Above: Dean Gassert is shown in a file photo in front of his new car dealership in Brooklyn. An ongoing lawsuit between Gassert and James and Janet Knutson, has been ruled in Knutson’s favor. Gassert claimed that the Knutsons defamed him.
By Julie Riddle
Disgruntled residents can publicly accuse others of wrongdoing as long as they have their facts straight and speak up for the greater good, the Michigan Court of Appeals said last week.
The higher court used a Columbia Township case to examine whether criticisms of an individual, made at a public meeting, can be considered defamation ― a false statement presented as fact that harms someone’s reputation.
Speakers who believe their comments to be true and offer them in an appropriate setting to report a perceived danger are, in most cases, protected by free speech laws, the higher court declared in an opinion released on Thursday.
Several years ago, a disagreement about the use of property on Brooklyn Road just north of Brooklyn sparked several lawsuits involving Dean Gassert ― who, in 2019, opened a used car dealership on the property ― and the property’s neighbors, James and Janet Knutson.
Although the township supervisor at the time, Robert Elrod, okayed Gassert’s plan to open the dealership, the township ultimately decided the property was not zoned for such a business and filed a lawsuit against Gassert to force him to close.
Gassert countersued, arguing Elrod’s approval and township meeting minutes from 2008 gave him the right to operate his business. He also countersued when the Knutsons sued him, claiming his business posed a nuisance. (More below)

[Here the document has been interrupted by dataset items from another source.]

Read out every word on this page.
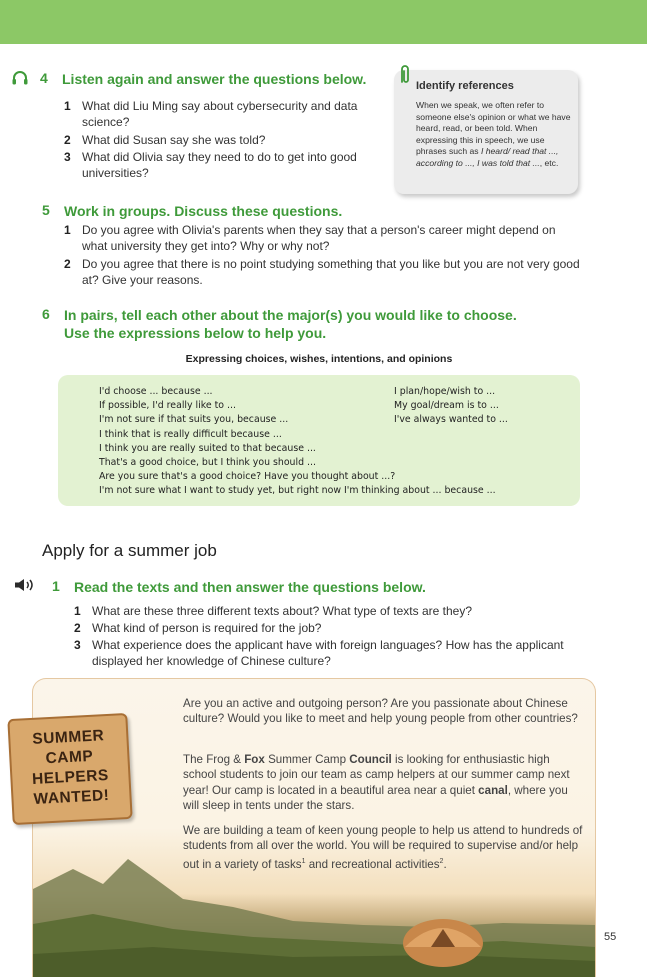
4 Listen again and answer the questions below.
1 What did Liu Ming say about cybersecurity and data science?
2 What did Susan say she was told?
3 What did Olivia say they need to do to get into good universities?
Identify references
When we speak, we often refer to someone else's opinion or what we have heard, read, or been told. When expressing this in speech, we use phrases such as I heard/ read that ..., according to ..., I was told that ..., etc.
5 Work in groups. Discuss these questions.
1 Do you agree with Olivia's parents when they say that a person's career might depend on what university they get into? Why or why not?
2 Do you agree that there is no point studying something that you like but you are not very good at? Give your reasons.
6 In pairs, tell each other about the major(s) you would like to choose. Use the expressions below to help you.
Expressing choices, wishes, intentions, and opinions
I'd choose ... because ...
If possible, I'd really like to ...
I'm not sure if that suits you, because ...
I think that is really difficult because ...
I think you are really suited to that because ...
That's a good choice, but I think you should ...
Are you sure that's a good choice? Have you thought about ...?
I'm not sure what I want to study yet, but right now I'm thinking about ... because ...
I plan/hope/wish to ...
My goal/dream is to ...
I've always wanted to ...
Apply for a summer job
1 Read the texts and then answer the questions below.
1 What are these three different texts about? What type of texts are they?
2 What kind of person is required for the job?
3 What experience does the applicant have with foreign languages? How has the applicant displayed her knowledge of Chinese culture?
Are you an active and outgoing person? Are you passionate about Chinese culture? Would you like to meet and help young people from other countries?
The Frog & Fox Summer Camp Council is looking for enthusiastic high school students to join our team as camp helpers at our summer camp next year! Our camp is located in a beautiful area near a quiet canal, where you will sleep in tents under the stars.
We are building a team of keen young people to help us attend to hundreds of students from all over the world. You will be required to supervise and/or help out in a variety of tasks$^1$ and recreational activities$^2$.
SUMMER
CAMP
HELPERS
WANTED!
55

Among other accusations, Gassert said the Knutsons’ son, Thomas Knutson, defamed him when Thomas Knutson spoke against the use of the property as a car dealership at two township meetings in September 2019.
Gassert claimed Knutson knowingly made numerous untrue and harmful public statements against him. Saying Gassert did not substantiate many of his claims, the appellate court examined two comments by Knutson, who at a public meeting called the business “illegal” and said, inaccurately, that Gassert was operating on a site labeled by environmental officials as contaminated.
No reasonable listener, the appellate court said, would interpret Kuntson’s use of the term “illegal” as anything more than his opinion that the dealership did not conform to zoning ordinances.
Michigan law permits most public criticism clearly offered as opinion, not as fact. It also protects statements made with obvious sarcasm or exaggeration.
Knutson was wrong ― and possibly harmed Gassert’s reputation ― when he said Gassert’s activities on the property violated state environmental laws. But, made at a public meeting to discuss zoning matters of public concern, Knutson’s comment was permissible under the rule of qualified privilege, the Court of Appeals determined.
Qualified privilege protects those who make a defamatory statement they believe is true, as long as they make that statement to serve a positive purpose or fulfill a legal, social, or moral duty.
That privilege sometimes includes statements made to an appropriate audience to warn others about a harm or danger. Qualified privilege does not protect intentional lies or statements made out of malice or spite, and its protections do not include comments published “to the world, via the internet,” according to Michigan rules.
Absolute privilege, or the right to make any statement ― including those that are false or said with malice ― exists in cases when speaking freely is particularly important, such as statements by witnesses, attorneys, and judges in court and by some governmental officials while performing their jobs.
While Knutson’s accusations about environmental violations were untrue, the appeals court said numerous records referencing the site as “contaminated” and its historic use as a laundromat indicate Knutson made his claim as a statement of perceived truth and not a deliberate lie intended to harm Gassert.
“Gassert’s claim of defamation is grounded in nothing more than the fact that Thomas — and ultimately the township — disagreed with Gassert’s position regarding the zoning of his property,” the appellate court said in its opinion last week, in which it refused to overturn a local court’s decision favoring the township and the Knutsons.
While the right to make accusations in public must be considered on a case-by-case basis, an on-topic criticism offered during public discussion of a matter of public interest ― especially, in this case, discussion sparked by Gassert himself ― is not likely to be censored by the state, the court said in its opinion.
“Indeed,” the appellate court said, “it is hard to imagine anything that could more effectively chill legitimate public debate.”
The Court of Appeals also rejected Gassert’s claims about minutes from a 2008 Township Board of Trustees meeting, in which the board voted to approve a rezoning request that Gassert said would permit a used car business on the property.
Whether or not that decision was made and properly recorded, a 2019 ordinance makes clear that the property cannot be used for such a business, the appeals court ruled.
While Gassert did not address Elrod’s approval of the business in his appeal, the appellate court noted that, generally speaking, a township can enforce an ordinance even if a township official has violated it.